In the dream he once had, Joel Gamble might have spent Sunday afternoon on a football field somewhere. He might have been in his 10th year as an All-Pro tight end for the Cleveland Browns or the Philadelphia Eagles, maybe even the Baltimore Ravens. He would have been nearing the end of his National Football League career.
But things didn't work out that way.
So Gamble spent the first Sunday of the new NFL season kick-boxing and dancing in a converted warehouse just off Falls Road in Bare Hills, outside Baltimore. At the Believers Fitness Bootcamp, Gamble joined a group of energetic men and women in a workout fundraiser to benefit Gamble's efforts to help boys reach heights that once had been his dream.
"We definitely need something positive for boys in Baltimore," said Howard "Coach" Falcon, owner of Believers. "And Joel is one of the few people I know who does exactly what he says he's going to do."
Gamble wants to identify five talented boys from Carver Vocational Technical High School, Gamble's alma mater in West Baltimore, mentor them, tutor them and prepare them for college and beyond. Part of the project includes providing the boys with homework help and individualized off-season training they could not otherwise afford.
Training and raw determination are things Gamble knows a lot about. It's what got him to the NFL, if only in a limited way and for a short time.
He was a 196-pound wide receiver at Carver who ended up as a 250-pound all-conference tight end at Division II Shippensburg University in Pennsylvania. As good as he was at his position, by Gamble's senior year, Shippensburg's offense had been styled almost completely for the run. Gamble was not selected in the NFL draft of 2005.
As disappointed as he was, Gamble did not give up.
With a degree in criminal justice, he took a job as a corrections officer in a Pennsylvania juvenile facility. The experience tested his interest in criminal justice and in a career of service to at-risk youth. Still, Gamble had not given up on his NFL dream.
Three years after college, he signed up to play in the Arena Football League with the Tennessee Valley Vipers. "We got paid $175 for a loss and $250 for a win," Gamble says. "It was rough." And rougher when the Vipers cut him.
But the Oklahoma City Yard Dawgz picked him, and he played there.
After that experience, Gamble drove back to Baltimore. Determined to get a tryout with an NFL team, he went into daily training with Troy Jones, another Carver graduate and owner of a gym in Eldersburg. "He became a big brother and mentor to me," Gamble says of Jones. "He gave me the key to his place, and I drove there every day to work out. You know, being a professional is what you do when no one else is looking."

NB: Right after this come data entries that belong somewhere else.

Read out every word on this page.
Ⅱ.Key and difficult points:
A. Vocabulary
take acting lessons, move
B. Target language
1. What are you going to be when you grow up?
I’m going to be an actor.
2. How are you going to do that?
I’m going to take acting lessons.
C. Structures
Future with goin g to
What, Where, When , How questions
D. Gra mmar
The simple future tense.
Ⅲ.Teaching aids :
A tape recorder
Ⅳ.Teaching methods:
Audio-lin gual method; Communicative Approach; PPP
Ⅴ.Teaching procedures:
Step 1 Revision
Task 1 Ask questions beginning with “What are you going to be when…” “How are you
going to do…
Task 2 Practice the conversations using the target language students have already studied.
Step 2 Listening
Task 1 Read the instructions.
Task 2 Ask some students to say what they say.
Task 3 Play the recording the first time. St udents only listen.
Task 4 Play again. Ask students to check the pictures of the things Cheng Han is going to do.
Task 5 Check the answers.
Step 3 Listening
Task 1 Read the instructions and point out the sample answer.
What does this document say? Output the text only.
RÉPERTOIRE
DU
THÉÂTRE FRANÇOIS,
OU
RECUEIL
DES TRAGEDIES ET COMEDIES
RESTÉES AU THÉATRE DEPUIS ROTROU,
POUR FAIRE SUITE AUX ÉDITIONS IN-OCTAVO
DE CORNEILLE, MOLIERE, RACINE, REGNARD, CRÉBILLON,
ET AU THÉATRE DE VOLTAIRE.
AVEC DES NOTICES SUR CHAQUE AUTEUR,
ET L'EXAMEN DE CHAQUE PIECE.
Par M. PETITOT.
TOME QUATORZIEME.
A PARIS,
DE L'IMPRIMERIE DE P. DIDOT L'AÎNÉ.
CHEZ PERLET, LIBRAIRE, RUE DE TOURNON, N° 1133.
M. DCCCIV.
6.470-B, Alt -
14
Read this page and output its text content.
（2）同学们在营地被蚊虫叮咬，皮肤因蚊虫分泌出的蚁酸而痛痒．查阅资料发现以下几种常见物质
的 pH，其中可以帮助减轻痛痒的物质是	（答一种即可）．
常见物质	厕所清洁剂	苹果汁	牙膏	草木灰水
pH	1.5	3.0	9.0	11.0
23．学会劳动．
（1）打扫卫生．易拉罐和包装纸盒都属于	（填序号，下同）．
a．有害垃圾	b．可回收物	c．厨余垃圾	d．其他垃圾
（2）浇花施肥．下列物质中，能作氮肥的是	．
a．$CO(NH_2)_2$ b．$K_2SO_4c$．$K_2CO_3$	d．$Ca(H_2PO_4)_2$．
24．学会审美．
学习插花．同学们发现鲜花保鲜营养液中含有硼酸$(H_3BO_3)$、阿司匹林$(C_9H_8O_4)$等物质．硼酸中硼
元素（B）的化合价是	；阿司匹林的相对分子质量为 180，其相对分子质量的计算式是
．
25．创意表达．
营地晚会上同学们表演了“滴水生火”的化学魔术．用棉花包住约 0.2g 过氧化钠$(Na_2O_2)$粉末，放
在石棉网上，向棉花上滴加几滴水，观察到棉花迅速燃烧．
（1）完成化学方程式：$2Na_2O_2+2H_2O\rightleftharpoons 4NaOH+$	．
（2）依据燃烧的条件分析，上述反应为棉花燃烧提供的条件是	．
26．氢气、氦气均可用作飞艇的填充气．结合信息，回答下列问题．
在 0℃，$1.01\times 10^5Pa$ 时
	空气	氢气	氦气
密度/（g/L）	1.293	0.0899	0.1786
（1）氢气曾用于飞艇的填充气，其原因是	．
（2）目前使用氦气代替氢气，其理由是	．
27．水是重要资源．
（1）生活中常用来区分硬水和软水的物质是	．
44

The training paid off. Gamble never played in an NFL game, but he made the practice squads of the Philadelphia Eagles and Tennessee Titans. He played preseason games with the Cleveland Browns in 2010.
Now 32, Gamble, a big man with a big heart, works as a student behavior specialist at a Baltimore County elementary school. He expects his foundation work to hit full stride after the football season. He wants to share what he learned about college, football and life with high school athletes who have the same ambition he had as a teenager.
"It was hard for me and my dad as we visited colleges when I was in high school," Gamble says. "We didn't know the process. And there were a lot of guys from West Baltimore — talented guys who just fell by the wayside, got into drugs or mediocre jobs. ... I want to help create the path to college and not waste all that talent, to help boys use sports to get an education."